Things like remote controls and IR-illumination LEDs built into security cameras operate in the IR spectrum, so somebody with near-IR vision should be able to see them at least in a dark room. I don't know whether they would be too faint to see in a bright room for someone seeing both normal and IR spectra. I was unable to find anything that addresses how near-IR vision would affect what you see in daylight.
You're extending the range in both directions, so we need to consider how these two modifications would interact with each other. In bright daylight, as best I can tell, neither will confer an advantage and at least near-UV confers some disadvantage. (I think near-IR would confer a disadvantage too.) At night, you should be able to benefit from both; the reflection and fluorescence of near-UV is a completely different process from the thermal properties of near-IR. I was unable to find reliable information about how night-vision devices perform under full moonlight, which would give us some hint about whether they interfere with each other.
People who see in the near-UV and near-IR spectra in addition to normal visible light will probably be super-sensitive to sunlight. I would expect them to either spend less time outdoors or wear eye protection akin to sunglasses or chemically-variable lenses.
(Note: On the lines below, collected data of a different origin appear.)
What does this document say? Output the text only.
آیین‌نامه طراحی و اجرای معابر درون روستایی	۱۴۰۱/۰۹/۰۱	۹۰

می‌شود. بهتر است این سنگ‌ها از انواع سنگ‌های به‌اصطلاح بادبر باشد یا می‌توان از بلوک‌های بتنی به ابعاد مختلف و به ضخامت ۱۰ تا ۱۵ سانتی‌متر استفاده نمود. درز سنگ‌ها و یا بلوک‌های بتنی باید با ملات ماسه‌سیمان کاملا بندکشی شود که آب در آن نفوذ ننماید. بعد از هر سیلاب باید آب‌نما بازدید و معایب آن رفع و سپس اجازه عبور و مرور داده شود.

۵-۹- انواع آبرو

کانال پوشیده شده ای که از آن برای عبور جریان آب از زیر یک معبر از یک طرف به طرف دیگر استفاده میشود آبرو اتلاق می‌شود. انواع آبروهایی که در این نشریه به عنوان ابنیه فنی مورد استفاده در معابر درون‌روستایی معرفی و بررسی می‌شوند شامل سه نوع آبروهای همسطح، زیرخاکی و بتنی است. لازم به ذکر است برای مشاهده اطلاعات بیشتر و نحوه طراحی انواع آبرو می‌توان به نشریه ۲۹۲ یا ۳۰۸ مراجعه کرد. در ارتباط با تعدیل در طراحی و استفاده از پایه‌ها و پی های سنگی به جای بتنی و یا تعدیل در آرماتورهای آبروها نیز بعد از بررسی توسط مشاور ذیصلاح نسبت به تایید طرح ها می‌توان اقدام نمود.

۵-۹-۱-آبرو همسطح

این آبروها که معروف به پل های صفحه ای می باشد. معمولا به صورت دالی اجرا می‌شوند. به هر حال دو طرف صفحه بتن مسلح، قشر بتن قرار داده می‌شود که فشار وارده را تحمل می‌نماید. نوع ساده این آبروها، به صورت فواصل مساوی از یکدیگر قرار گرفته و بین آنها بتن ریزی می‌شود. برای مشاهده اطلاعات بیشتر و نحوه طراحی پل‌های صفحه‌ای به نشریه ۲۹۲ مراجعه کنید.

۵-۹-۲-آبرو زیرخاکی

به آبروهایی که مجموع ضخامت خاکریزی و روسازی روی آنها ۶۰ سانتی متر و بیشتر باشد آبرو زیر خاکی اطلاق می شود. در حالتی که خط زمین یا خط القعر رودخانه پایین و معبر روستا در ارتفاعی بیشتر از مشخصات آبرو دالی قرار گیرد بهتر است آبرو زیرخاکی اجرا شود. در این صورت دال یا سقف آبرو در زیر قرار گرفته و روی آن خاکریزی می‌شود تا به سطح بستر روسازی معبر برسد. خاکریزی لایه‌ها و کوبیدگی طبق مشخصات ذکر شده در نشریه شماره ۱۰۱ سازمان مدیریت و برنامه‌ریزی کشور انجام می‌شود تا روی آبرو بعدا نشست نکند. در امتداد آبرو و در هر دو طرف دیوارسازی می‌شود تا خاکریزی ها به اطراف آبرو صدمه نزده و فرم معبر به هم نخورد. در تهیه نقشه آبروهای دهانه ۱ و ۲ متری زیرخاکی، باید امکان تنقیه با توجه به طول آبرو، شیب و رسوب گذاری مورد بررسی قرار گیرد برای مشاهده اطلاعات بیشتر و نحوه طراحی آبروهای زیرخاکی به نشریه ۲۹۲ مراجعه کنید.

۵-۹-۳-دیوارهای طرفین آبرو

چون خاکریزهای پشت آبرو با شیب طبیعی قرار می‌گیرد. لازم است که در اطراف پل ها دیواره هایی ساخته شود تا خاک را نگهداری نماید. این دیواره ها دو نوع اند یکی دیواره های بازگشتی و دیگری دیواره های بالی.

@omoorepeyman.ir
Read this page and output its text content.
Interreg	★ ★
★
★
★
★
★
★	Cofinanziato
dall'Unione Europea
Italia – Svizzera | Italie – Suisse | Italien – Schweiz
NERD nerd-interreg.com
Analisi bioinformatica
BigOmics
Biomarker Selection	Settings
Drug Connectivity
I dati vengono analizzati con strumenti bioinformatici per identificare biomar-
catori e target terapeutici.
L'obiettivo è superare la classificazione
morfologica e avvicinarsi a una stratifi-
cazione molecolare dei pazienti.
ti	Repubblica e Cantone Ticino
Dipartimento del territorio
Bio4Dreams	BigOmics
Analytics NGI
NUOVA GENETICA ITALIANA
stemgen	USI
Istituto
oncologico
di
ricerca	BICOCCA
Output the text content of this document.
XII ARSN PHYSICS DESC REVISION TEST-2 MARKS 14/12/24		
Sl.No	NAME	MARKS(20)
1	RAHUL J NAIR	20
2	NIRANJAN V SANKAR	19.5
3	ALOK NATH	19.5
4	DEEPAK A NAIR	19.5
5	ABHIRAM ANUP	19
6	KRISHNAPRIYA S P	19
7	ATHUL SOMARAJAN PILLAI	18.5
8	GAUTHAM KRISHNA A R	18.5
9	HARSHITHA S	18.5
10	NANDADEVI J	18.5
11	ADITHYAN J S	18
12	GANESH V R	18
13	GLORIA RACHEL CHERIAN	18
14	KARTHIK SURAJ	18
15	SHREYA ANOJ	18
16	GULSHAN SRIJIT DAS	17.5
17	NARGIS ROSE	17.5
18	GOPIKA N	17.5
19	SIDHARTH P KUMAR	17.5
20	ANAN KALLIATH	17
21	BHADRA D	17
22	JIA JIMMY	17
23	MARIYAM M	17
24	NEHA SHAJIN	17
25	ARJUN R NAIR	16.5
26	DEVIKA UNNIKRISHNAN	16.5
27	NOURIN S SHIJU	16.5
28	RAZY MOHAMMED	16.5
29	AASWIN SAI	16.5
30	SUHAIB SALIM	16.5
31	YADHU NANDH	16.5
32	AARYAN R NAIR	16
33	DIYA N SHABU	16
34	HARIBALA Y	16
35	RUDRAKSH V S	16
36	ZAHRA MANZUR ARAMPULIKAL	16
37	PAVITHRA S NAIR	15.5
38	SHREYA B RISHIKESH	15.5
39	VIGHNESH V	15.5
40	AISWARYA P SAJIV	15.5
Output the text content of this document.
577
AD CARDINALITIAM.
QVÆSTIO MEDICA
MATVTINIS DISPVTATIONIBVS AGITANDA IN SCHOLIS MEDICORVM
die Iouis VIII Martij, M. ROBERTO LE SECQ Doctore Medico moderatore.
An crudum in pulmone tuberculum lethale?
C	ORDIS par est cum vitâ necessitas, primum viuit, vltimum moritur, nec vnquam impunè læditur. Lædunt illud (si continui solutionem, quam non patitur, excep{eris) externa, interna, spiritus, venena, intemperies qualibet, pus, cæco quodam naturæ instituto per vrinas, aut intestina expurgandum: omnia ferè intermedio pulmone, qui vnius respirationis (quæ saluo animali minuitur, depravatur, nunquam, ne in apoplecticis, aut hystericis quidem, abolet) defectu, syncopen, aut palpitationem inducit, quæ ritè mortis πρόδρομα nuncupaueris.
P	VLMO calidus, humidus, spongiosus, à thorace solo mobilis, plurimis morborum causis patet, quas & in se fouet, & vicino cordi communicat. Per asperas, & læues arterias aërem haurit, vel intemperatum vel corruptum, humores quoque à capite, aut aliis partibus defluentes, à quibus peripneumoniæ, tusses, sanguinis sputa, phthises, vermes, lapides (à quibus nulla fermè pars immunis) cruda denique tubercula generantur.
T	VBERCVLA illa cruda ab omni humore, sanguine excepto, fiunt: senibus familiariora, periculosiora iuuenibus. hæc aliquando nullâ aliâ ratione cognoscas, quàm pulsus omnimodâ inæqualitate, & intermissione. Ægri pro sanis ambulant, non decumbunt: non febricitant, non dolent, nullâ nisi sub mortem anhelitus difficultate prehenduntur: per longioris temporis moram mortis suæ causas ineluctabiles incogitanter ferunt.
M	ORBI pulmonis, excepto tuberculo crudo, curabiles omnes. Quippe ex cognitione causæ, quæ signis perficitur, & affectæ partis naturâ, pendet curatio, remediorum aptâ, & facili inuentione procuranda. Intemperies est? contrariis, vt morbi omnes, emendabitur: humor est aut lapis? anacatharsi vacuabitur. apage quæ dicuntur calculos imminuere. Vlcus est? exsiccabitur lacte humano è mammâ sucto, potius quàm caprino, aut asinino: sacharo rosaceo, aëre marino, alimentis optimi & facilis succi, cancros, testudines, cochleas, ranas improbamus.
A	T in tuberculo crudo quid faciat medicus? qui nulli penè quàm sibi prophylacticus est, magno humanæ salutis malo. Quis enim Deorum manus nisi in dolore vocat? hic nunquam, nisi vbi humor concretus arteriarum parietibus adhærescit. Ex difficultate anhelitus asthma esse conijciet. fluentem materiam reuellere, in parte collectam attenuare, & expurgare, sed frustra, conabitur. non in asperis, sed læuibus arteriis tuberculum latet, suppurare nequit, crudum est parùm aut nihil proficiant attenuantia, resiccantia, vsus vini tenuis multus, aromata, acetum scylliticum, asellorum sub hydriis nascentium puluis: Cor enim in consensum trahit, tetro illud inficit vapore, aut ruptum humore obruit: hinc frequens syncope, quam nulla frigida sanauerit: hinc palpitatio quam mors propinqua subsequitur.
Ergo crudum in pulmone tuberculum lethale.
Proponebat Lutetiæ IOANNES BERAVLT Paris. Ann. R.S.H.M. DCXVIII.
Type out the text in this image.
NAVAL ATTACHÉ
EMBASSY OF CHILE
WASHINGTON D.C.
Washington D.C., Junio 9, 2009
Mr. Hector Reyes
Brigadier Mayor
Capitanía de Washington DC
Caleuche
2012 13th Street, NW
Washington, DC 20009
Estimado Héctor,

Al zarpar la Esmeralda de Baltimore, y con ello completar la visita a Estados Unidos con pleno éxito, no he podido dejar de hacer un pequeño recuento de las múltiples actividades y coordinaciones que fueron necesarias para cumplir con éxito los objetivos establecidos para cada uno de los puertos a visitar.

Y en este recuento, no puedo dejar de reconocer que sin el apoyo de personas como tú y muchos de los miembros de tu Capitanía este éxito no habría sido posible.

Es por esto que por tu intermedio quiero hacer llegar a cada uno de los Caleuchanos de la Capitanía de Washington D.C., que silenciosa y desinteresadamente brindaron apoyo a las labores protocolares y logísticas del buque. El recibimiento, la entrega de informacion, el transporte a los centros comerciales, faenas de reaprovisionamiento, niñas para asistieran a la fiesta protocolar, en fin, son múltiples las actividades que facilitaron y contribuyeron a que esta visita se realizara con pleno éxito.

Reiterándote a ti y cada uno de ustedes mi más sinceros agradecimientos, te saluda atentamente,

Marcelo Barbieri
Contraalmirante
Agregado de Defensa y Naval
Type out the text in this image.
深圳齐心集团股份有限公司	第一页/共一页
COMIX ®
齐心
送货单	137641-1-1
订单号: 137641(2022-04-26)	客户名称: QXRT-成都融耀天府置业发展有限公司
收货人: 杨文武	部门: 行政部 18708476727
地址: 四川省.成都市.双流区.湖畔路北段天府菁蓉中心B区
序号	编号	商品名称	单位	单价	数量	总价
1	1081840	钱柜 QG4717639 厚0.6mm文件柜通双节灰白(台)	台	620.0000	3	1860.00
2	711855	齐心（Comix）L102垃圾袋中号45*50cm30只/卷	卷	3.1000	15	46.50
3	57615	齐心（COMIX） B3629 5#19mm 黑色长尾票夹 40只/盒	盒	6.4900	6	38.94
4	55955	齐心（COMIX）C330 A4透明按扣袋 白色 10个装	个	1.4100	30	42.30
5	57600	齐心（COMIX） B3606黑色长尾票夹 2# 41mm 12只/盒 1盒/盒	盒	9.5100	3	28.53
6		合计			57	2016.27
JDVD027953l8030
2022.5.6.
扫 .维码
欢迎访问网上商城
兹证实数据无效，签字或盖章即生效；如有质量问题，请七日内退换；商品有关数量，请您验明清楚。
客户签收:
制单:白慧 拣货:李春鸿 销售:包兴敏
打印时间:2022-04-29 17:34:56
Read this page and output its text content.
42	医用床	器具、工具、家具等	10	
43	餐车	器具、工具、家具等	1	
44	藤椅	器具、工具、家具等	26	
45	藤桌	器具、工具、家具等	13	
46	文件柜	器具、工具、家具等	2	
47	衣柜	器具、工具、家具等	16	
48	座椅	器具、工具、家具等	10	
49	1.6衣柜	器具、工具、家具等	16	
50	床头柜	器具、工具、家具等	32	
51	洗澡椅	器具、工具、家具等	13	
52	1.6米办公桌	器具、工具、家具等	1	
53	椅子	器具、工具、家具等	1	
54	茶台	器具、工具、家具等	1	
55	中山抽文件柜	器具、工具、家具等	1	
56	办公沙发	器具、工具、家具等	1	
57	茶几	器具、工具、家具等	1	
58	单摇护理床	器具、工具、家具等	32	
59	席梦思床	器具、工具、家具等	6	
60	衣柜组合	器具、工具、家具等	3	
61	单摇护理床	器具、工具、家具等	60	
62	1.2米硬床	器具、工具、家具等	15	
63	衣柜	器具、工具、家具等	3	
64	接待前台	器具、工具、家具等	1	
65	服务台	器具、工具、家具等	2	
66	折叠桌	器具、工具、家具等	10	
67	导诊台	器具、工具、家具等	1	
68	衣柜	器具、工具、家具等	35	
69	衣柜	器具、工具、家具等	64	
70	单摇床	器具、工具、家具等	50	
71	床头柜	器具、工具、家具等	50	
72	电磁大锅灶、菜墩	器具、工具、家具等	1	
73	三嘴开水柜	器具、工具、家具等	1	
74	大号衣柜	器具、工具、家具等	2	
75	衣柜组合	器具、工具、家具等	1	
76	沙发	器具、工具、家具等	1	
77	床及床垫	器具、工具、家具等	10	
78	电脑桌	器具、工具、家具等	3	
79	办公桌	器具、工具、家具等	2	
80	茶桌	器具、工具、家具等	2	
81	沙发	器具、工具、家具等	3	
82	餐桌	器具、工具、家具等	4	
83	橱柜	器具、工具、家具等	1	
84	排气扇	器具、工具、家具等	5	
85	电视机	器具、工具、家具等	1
In darker settings and under moonlight, however, they'll do better than normal humans and wouldn't want any filters in the way. If your humans solve their sensitivity problem with special glasses, therefore, they'll need a way to turn it off. (Sure you can just take the glasses off, but that leaves you with something you need to carry around and protect. Photochromatic lenses appeal to people who don't want to carry around an extra pair of sunglasses; your people will have an analogous problem.)